Innovation and Networks Executive Agency

2017-EU-IA-0136

Multilingual Resources for CEF.AT in the legal domain
Programme: 
CEF Telecom
Call year:
Location of the Action:
Implementation schedule: 
October 2018 to September 2020
Maximum EU contribution: 
1 412 786 €
Total eligible costs: 
1 883 715 €
Percentage of EU support: 
75%
Coordinator: 

Research Institute for Linguistics of the Hungarian Academy of Sciences (Hungary)
http://www.nytud.hu/eng/

Status:
DSI:
Additional information: 
Last modified: 
September 2019

2017-EU-IA-0136

The overall objective of this Action is to provide automatic translation on the body of national legislation in seven countries: Bulgaria, Croatia, Hungary, Poland, Romania, Slovakia and Slovenia. At present national legislation texts are not automatically available to CEF.AT and present Machine Translation (MT) systems could be improved if they had access to national legislative texts.

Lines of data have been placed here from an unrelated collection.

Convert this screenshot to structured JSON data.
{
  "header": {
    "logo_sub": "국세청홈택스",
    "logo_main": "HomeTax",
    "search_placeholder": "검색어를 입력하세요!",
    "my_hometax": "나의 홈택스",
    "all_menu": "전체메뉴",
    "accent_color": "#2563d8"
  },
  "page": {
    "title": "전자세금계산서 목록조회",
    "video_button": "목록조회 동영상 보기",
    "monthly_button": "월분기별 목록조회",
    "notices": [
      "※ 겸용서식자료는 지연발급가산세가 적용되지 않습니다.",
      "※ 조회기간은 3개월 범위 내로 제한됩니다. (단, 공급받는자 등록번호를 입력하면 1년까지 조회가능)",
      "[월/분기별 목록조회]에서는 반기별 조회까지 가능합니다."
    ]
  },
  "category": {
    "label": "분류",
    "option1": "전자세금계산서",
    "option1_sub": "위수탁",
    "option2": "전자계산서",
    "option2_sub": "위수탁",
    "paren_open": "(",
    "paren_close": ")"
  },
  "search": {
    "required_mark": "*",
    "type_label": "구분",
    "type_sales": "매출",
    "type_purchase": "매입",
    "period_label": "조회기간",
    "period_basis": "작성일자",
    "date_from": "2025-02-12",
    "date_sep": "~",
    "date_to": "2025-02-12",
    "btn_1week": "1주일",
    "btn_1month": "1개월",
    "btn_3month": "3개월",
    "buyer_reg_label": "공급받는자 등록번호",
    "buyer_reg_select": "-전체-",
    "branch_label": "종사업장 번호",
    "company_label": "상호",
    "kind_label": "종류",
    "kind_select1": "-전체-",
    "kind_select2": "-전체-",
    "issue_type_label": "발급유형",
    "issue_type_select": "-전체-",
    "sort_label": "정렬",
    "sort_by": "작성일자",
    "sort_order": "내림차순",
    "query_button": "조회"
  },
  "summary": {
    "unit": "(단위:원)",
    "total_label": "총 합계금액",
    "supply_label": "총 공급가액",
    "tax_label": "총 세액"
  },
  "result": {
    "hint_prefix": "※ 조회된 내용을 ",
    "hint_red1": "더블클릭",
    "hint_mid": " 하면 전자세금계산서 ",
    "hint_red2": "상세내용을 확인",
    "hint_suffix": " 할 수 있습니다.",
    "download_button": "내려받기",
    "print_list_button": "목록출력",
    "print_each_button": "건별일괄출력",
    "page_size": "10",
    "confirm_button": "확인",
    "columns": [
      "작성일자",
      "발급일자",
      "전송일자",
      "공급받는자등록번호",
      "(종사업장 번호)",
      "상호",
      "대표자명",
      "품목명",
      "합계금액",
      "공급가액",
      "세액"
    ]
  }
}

The Action aims to process two resources available in all languages concerned i.e. the multilingual ontology-based thesaurus EUROVOC on the one hand and the corpora of all national legislation in the respective languages on the other. The following deliverables will be produced:

1) Seven large-scale suitably pre-processed monolingual corpora of national legislation documents classified into EUROVOC topics/descriptors and enriched with EUROVOC and IATE terms identified.
2) Comparable corpus of seven languages aligned at the topic level domains identified by EUROVOC descriptors.
3) Croatian English parallel corpus consisting of 1800 legislative documents.

The Action will also have an impact both on the e-justice and the Online Dispute Resolution Digital Service Infrastructures as the resources focus on national legislation, which is of direct relevance to both DSI’s.